A gene expression profile of stem cell pluripotentiality and differentiation is conserved across diverse solid and hematopoietic cancers.



Understanding the fundamental mechanisms of tumorigenesis remains one of the most pressing problems in modern biology. To this end, stem-like cells with tumor-initiating potential have become a central focus in cancer research. While the cancer stem cell hypothesis presents a compelling model of self-renewal and partial differentiation, the relationship between tumor cells and normal stem cells remains unclear.

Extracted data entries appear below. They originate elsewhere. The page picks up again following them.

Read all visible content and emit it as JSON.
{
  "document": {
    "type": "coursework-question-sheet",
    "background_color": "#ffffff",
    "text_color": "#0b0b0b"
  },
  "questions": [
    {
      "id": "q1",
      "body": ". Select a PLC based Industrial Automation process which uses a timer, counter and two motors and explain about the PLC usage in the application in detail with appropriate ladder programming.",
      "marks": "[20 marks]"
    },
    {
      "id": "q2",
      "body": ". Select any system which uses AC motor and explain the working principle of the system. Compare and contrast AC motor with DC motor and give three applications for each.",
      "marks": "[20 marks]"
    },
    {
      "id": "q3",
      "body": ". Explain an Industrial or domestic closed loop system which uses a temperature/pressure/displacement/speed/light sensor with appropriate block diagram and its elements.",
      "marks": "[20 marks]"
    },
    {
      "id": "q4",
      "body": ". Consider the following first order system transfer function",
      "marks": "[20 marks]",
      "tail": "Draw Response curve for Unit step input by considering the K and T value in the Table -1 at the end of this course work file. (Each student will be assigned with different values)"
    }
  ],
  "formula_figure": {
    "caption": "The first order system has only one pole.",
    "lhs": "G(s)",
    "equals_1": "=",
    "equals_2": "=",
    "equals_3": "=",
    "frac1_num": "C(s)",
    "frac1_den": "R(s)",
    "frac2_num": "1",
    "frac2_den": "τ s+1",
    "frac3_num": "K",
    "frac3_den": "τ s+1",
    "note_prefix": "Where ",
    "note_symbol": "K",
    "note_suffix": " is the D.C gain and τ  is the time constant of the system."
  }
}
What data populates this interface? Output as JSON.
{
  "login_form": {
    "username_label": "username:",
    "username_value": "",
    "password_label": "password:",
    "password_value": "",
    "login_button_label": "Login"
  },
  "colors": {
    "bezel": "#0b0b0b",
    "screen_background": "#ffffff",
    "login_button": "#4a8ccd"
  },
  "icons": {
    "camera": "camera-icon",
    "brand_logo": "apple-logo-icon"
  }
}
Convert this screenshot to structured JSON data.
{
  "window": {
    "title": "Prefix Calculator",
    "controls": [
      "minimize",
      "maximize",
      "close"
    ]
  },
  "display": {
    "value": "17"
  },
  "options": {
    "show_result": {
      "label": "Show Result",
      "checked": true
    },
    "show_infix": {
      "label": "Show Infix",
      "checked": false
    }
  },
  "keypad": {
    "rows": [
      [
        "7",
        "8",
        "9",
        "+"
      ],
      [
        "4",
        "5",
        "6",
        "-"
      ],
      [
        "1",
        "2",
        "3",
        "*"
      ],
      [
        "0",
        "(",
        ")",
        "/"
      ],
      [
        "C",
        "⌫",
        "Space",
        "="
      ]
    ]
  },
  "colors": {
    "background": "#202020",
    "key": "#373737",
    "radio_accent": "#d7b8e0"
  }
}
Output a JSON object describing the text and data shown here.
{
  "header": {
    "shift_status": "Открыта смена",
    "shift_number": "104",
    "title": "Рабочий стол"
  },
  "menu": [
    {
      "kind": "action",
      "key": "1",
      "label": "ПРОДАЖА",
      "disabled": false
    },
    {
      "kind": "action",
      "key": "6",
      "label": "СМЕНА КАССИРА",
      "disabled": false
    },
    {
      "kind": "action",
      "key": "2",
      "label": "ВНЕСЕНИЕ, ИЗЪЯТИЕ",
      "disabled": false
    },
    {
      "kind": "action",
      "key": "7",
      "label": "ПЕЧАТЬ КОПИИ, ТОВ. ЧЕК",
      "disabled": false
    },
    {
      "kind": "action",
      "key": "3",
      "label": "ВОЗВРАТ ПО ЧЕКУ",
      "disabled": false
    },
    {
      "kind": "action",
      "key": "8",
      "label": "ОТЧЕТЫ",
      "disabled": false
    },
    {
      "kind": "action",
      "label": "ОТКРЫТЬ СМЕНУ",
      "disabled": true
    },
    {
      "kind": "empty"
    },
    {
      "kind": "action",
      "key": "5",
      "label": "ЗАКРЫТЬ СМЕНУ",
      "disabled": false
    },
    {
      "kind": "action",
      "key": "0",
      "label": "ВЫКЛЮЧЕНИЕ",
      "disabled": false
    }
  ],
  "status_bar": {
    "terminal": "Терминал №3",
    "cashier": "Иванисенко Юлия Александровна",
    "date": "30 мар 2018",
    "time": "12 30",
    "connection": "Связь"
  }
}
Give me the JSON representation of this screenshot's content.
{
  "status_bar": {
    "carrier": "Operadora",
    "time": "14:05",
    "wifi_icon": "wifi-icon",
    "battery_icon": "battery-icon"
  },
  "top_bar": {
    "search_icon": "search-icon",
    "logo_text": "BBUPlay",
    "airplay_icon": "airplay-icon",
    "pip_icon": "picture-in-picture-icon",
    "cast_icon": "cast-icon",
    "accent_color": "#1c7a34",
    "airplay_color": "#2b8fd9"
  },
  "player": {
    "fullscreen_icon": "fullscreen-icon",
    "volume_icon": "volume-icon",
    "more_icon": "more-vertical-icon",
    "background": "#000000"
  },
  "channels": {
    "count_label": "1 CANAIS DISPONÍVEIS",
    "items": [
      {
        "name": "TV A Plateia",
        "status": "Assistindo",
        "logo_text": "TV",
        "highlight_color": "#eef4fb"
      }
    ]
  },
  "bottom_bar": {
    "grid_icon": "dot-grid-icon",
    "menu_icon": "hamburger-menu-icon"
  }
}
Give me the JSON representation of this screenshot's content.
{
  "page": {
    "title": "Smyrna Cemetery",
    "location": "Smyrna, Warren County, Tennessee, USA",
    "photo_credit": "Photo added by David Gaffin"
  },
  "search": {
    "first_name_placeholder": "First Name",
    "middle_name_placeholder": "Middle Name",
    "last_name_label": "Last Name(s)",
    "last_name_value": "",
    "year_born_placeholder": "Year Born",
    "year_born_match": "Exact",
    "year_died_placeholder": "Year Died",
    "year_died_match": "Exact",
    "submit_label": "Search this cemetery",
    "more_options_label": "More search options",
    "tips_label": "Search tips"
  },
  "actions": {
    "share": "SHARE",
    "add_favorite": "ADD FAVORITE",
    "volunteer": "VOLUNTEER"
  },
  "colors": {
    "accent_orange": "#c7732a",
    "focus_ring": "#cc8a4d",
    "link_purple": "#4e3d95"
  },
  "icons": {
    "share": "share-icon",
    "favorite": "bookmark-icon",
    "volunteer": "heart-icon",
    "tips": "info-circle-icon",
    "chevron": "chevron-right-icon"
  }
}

We identify, in an unbiased fashion, mRNA transcription patterns associated with pluripotent stem cells. Using this profile, we derive a quantitative measure of stem cell-like gene expression activity. We show how this 189 gene signature stratifies a variety of stem cell, malignant and normal tissue samples by their relative plasticity and state of differentiation within Concordia, a diverse gene expression database consisting of 3,209 Affymetrix HGU133+ 2.0 microarray assays. Further, the orthologous murine signature correctly orders a time course of differentiating embryonic mouse stem cells. Finally, we demonstrate how this stem-like signature serves as a proxy for tumor grade in a variety of solid tumors, including brain, breast, lung and colon.


This core stemness gene expression signature represents a quantitative measure of stem cell-associated transcriptional activity. Broadly, the intensity of this signature correlates to the relative level of plasticity and differentiation across all of the human tissues analyzed. The fact that the intensity of this signature is also capable of differentiating histological grade for a variety of human malignancies suggests potential therapeutic and diagnostic implications.